Di seguito una riflessione – fantasiosa, ironica eppure al limite tra il sarcasmo e il dramma – da parte del noto sceneggiatore, attore regista e scrittore Gino Capone:

Era passata da poco la mezzanotte, si sentivano ancora i ’botti’ che riecheggiavano qui e là schizzando di colori il cielo quando, all’improvviso, mi si presentò davanti un essere inquietante , forse il più inquietante e temuto del momento. Emerse dal fumo che si lasciavano dietro i fuochi, mi disse che era il capostipite di una famiglia numerosa, che aveva 19 figli, e mi pregò di divulgare un suo messaggio.

Questo:

“Voglio ringraziare, anche  a  nome dei miei figli, quanti di voi hanno rifiutato di imbracciare le  armi contro di  noi.   Vi siamo  davvero  grati  per  averci  offerto  l’opportunità, insperata, di  utilizzare il vostro organismo privo  di ostacoli  come terreno fertile per mutare il nostro patrimonio genetico e modificare il nostro profilo originale  consentendoci così di continuare a proliferare sotto mentite spoglie. Siete  una  minoranza, lo so, ma  a volte, come in questo caso, se la minoranza se ne ‘fotte’, la maggioranza è ‘fottuta’.
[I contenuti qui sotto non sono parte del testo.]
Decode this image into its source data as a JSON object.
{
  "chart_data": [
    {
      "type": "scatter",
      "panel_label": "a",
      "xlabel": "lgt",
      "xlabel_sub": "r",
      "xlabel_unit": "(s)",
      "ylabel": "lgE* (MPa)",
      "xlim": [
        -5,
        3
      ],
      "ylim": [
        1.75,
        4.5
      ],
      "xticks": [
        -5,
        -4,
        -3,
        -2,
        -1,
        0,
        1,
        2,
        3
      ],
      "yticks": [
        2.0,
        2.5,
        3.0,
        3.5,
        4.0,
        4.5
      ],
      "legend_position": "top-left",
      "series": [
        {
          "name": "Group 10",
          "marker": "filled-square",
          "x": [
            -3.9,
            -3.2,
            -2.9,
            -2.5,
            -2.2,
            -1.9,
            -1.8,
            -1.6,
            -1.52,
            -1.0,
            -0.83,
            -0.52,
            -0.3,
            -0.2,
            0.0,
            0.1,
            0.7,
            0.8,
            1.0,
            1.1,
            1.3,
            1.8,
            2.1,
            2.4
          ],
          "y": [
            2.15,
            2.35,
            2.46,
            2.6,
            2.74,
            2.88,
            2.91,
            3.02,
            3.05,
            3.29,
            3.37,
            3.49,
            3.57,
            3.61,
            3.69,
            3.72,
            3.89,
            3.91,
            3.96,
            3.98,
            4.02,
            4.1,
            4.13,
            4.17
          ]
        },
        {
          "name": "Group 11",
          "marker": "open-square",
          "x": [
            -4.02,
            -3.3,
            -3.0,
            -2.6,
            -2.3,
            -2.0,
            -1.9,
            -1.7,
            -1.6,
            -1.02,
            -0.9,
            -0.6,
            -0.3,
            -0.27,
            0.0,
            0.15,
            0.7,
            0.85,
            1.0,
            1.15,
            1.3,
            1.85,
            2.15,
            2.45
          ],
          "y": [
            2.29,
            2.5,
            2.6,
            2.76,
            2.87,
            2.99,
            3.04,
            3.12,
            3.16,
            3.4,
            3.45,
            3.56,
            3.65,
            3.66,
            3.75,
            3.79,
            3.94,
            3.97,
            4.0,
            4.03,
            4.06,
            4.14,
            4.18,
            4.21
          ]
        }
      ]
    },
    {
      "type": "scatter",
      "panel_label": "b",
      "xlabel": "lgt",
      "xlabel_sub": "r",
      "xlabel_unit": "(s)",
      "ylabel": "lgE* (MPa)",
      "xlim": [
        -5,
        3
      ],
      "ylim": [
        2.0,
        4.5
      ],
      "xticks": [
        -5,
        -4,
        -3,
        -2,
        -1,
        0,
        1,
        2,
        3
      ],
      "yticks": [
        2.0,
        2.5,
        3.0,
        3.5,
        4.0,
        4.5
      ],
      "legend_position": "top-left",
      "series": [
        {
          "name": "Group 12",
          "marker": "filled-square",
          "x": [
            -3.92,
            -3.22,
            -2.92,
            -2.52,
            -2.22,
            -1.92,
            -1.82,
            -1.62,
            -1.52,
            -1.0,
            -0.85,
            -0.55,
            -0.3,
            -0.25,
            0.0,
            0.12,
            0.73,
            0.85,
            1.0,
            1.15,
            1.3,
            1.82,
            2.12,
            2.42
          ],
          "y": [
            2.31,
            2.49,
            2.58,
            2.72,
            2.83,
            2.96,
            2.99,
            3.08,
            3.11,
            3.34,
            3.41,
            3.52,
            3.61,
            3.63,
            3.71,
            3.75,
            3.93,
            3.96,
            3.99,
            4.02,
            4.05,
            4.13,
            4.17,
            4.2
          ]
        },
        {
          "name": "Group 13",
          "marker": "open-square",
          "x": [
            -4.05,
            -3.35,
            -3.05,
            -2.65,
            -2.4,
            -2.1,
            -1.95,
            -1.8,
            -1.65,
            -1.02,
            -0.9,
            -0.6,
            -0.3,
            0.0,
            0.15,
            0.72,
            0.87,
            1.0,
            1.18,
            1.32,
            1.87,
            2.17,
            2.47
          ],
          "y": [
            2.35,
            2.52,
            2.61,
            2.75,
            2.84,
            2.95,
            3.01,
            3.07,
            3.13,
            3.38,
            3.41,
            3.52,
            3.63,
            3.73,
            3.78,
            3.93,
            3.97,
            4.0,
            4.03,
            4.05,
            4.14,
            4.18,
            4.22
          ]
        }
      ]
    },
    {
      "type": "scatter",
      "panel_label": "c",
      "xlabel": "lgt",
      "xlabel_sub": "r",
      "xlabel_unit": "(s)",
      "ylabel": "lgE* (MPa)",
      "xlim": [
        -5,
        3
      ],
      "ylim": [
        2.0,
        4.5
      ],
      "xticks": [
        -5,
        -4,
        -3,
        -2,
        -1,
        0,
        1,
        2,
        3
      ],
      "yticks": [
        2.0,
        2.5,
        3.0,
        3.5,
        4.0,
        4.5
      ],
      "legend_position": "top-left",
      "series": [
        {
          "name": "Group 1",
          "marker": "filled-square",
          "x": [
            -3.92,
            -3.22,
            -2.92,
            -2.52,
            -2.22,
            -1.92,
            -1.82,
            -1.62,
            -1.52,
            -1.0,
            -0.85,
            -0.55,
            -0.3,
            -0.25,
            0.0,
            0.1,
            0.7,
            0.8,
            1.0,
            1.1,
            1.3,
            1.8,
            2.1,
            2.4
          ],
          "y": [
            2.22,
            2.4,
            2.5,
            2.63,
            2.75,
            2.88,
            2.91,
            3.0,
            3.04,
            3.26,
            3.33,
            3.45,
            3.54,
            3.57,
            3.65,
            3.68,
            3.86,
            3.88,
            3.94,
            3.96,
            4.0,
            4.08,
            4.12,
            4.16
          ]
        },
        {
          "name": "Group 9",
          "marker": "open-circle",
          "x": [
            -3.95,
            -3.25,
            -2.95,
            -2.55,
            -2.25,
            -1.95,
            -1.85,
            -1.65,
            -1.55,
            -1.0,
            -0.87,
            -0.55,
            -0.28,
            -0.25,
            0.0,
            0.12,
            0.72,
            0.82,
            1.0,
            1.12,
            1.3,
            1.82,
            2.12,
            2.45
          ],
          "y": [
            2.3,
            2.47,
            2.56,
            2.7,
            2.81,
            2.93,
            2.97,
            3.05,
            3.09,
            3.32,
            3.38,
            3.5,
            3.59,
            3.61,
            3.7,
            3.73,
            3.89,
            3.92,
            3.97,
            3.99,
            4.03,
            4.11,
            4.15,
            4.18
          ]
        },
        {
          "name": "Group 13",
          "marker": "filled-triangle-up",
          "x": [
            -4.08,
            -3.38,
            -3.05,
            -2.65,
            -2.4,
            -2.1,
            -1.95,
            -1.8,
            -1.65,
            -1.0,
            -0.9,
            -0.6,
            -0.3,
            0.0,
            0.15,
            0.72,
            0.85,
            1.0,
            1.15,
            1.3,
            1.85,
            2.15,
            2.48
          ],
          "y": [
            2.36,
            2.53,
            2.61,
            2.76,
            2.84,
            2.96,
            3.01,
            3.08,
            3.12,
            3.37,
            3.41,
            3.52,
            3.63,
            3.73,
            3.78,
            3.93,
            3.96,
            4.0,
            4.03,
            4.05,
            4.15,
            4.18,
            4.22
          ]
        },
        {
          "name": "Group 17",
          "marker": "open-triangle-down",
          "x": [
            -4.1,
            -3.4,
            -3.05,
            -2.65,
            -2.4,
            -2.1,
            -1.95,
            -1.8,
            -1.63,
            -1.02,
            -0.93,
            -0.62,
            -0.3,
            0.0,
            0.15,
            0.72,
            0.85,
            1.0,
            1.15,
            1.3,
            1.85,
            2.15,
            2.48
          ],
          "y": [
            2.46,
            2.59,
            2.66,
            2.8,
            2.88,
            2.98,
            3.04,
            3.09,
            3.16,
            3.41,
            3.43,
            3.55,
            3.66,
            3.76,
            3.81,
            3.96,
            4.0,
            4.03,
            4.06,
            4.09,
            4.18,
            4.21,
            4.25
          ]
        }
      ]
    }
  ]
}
Ci rendiamo perfettamente conto  che molti di voi ci hanno rimesso le penne pur di mantenere coerentemente la posizione ma, si  sa, in  guerra non si contano mai i morti  perché contano i vivi e a me e ai miei figli è sufficiente che resti vivo anche uno solo di voi per poter continuare il nostro lavoro indisturbati. Grazie ancora e buon anno”. 

Il  Vostro Coronavirus & Figli

Questo avvenimento mi invita a fare una riflessione che voglio condividere con voi all’inizio di un nuovo anno che segni la fine di un incubo. Io non ho nulla contro chi si ostina a non volersi vaccinare. Non condivido la sua posizione ma non l’ho messo e non li metto al bando. Non posso però accettare che costoro aprano bocca e si mettano a sbraitare e a fare la morale a chi invece, pur angosciato dai loro stessi dubbi e timori, è comunque pronto ad immolarsi sull’altare del ‘bene comune’. E’ inutile girarci intorno con le parole. La verità nuda e cruda è che da circa due anni siamo in guerra contro un nemico pervicace e invisibile e chi, in guerra, non è disposto a prendere le armi, le uniche disponibili, contro questo nemico comune è un disertore.

Non ci sono altri termini.

Ci sono casi in cui è legittima l’obiezione di coscienza, ma non è questo il caso.
In questo specifico caso c’è omissione di coscienza. 
Ed è illegittima , oltre che intollerabile.